Yes, and this is often the right choice for low-volume use cases. The "transactional outbox" pattern stores events in a database table within the same transaction as your business data. A polling worker reads unprocessed rows, publishes them, and marks them as sent. This gives exactly-once semantics for event publishing (tied to your DB transaction) without introducing an external dependency. The downside is polling overhead and limited throughput (typically < 1,000 events/second). For anything higher, switch to Kafka or RabbitMQ.
Q: How do I handle ordering when I have multiple consumers in Kafka?
Kafka guarantees ordering within a partition, not across partitions. To guarantee that all events for a specific entity (a user, an order) are processed in order: use the entity ID as the message key. Kafka routes messages with the same key to the same partition, and each partition is consumed sequentially by one consumer in a group. If you have 10 partitions and 3 consumers, each consumer handles multiple partitions but each partition is only ever handled by one consumer.
Q: What happens to messages in RabbitMQ if the broker crashes?
If messages are published with persistent: true and queues are declared durable: true, messages survive broker restarts. Without persistence, messages in memory are lost on crash. For high-availability, RabbitMQ supports mirrored queues (classic) or quorum queues (recommended for new deployments)—quorum queues replicate messages to a majority of cluster nodes before acknowledging the publish. This prevents message loss even if a minority of nodes fail simultaneously.

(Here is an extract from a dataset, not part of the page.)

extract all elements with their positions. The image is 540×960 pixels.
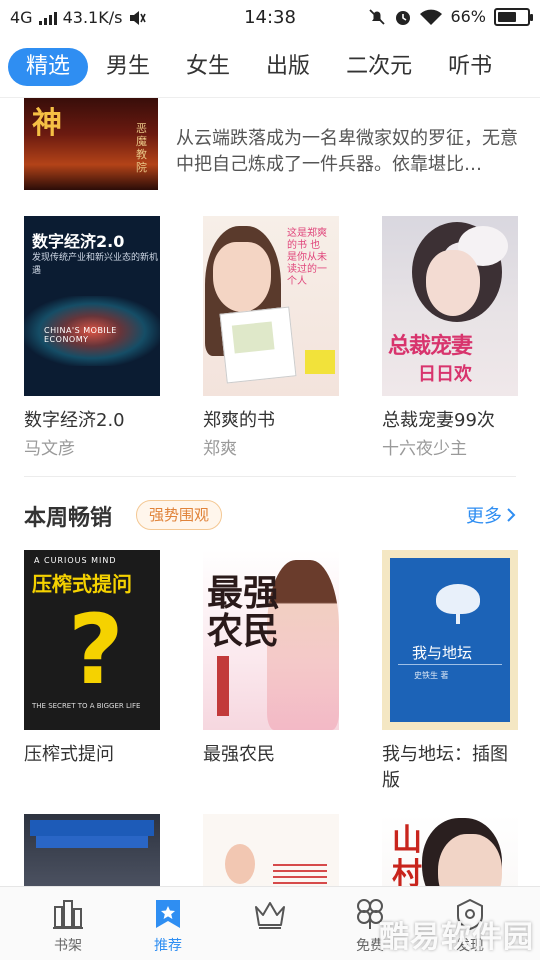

Q: Should I use request/reply (RPC over messaging) patterns?
Sparingly. You can implement synchronous-style request/reply over a message queue using correlation IDs and reply queues, but it combines the worst of both worlds: the latency overhead of async messaging with the tight coupling of synchronous calls. If you need a synchronous answer within the same request, use HTTP/gRPC directly. Use messaging for true one-way fire-and-forget operations, event fan-out, or workload offloading where the caller doesn't need to wait for a result.